The continuing controversy of the Renewable Heat Incentive scheme persists to plague the political establishment. The Oxford Dictionaries word of the Year 2016 ‘post-truth’ is well chosen.

The political class and the media in general appear to have missed two essential points which the tax paying public require to know in order to begin to establish some kind of confidence in local politicians.

Firstly, who drew up this ill-fated scheme which rewarded people with £160 for every £100 they spent? This gives a whole new meaning to the well worn statement – If it is too good to be true it probably is. The suffix should be added ‘except in Northern Ireland’.

Secondly, which minister (or ministers) in government signed off on this scheme?

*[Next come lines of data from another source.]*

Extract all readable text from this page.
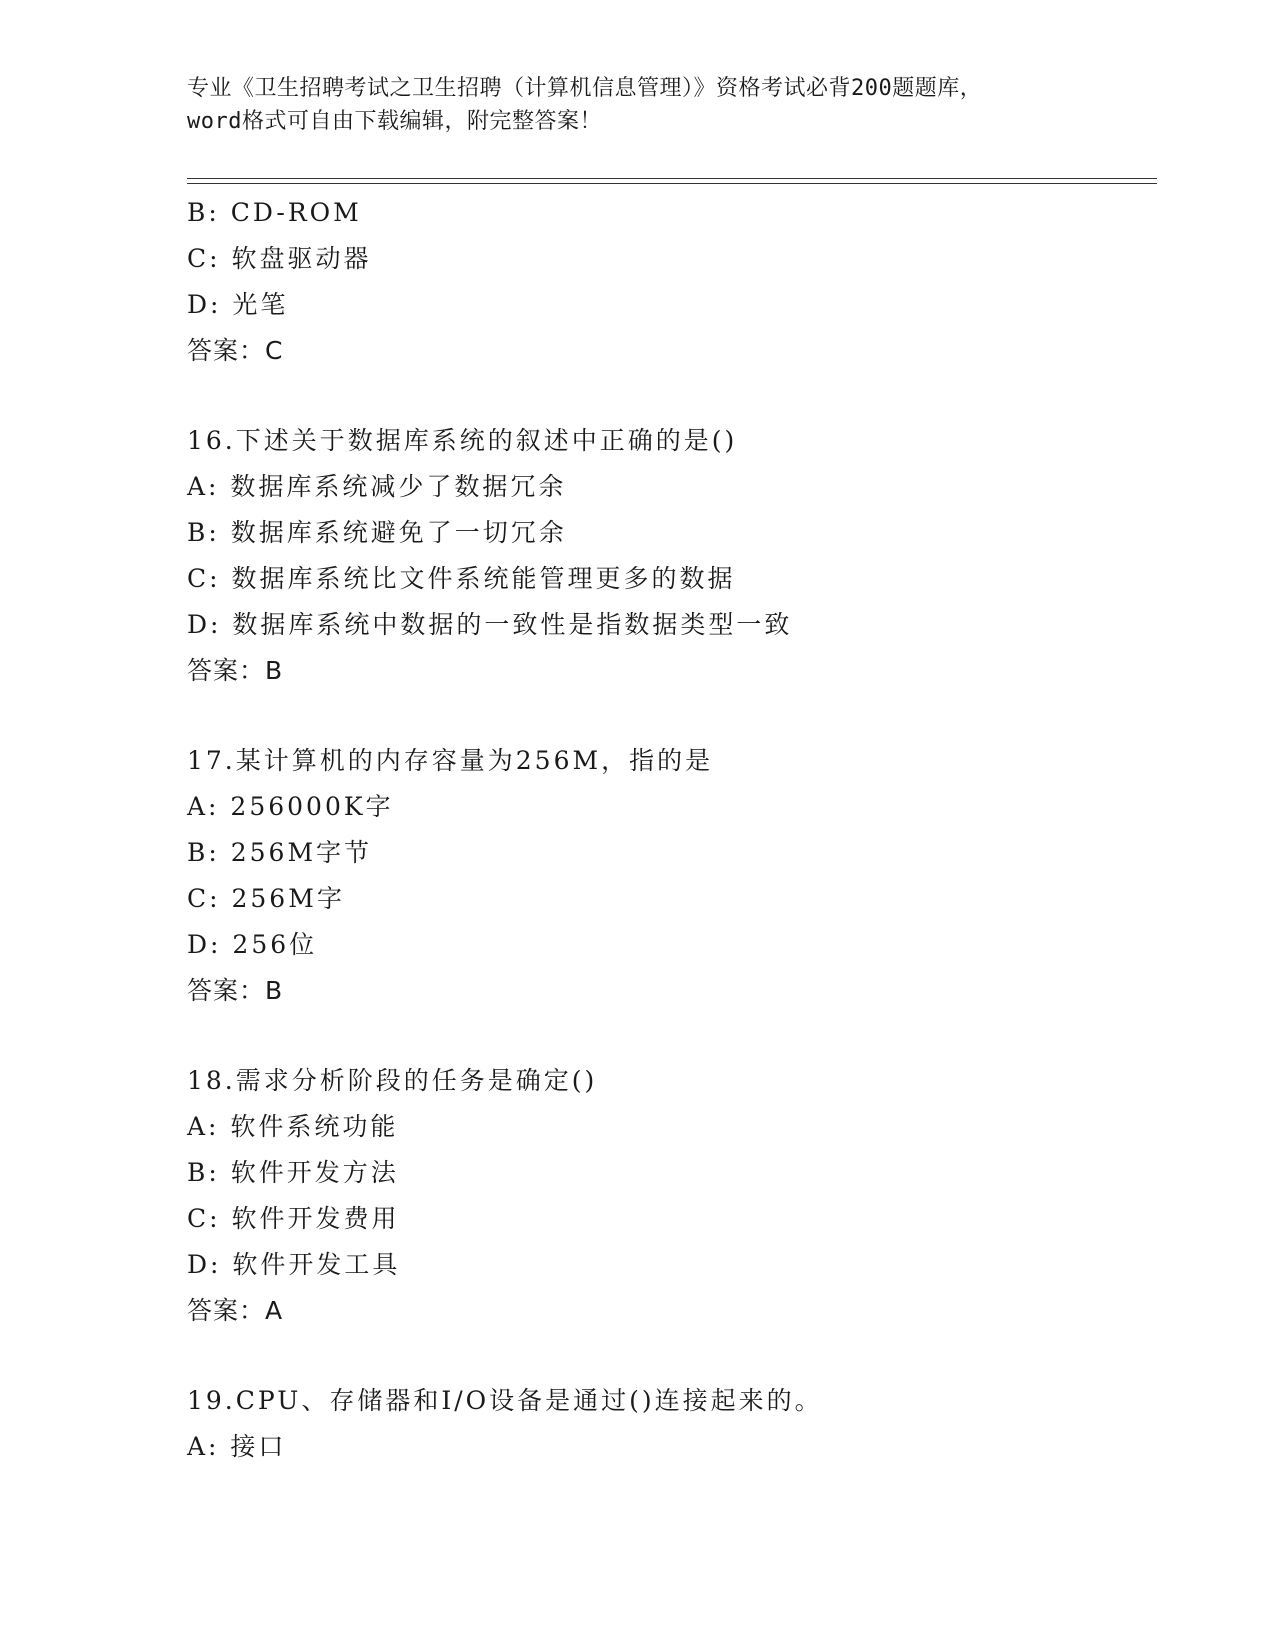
专业《卫生招聘考试之卫生招聘（计算机信息管理）》资格考试必背200题题库，
word格式可自由下载编辑，附完整答案！
B: CD-ROM
C: 软盘驱动器
D: 光笔
答案：C
16.下述关于数据库系统的叙述中正确的是()
A: 数据库系统减少了数据冗余
B: 数据库系统避免了一切冗余
C: 数据库系统比文件系统能管理更多的数据
D: 数据库系统中数据的一致性是指数据类型一致
答案：B
17.某计算机的内存容量为256M，指的是
A: 256000K字
B: 256M字节
C: 256M字
D: 256位
答案：B
18.需求分析阶段的任务是确定()
A: 软件系统功能
B: 软件开发方法
C: 软件开发费用
D: 软件开发工具
答案：A
19.CPU、存储器和I/O设备是通过()连接起来的。
A: 接口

Until the answer to these two questions are revealed and disciplinary action taken, there is little hope of public confidence being established in local politicians.

BRIAN KENNAWAY (Rev)


Co Antrim

A job well done, Jim

As a regular visitor to Milltown Cemetery,  congratulations to Jim McClenaghan who has been the foreman for the past 17 years and retired at Christmas. Jim and his small team of workers have transformed the appearance of the cemetery, which was a major job after years of neglect. It is now clean and tidy for the memory of our dead. Well done Jim. I wish you many happy years in your retirement.

JIM DINEEN


Belfast BT9

Gaeltacht bursaries

May I use The Irish News to vent my frustration at the meanness of the DUP for putting a stop to the bursaries that were offered by the Irish Language learning group Liofa. Some of my nephews, nieces and their friends in Northern Ireland really enjoyed their holidays in the Donegal Gaeltacht learning their native language through these bursaries.

It is a shame that the DUP has stopped this.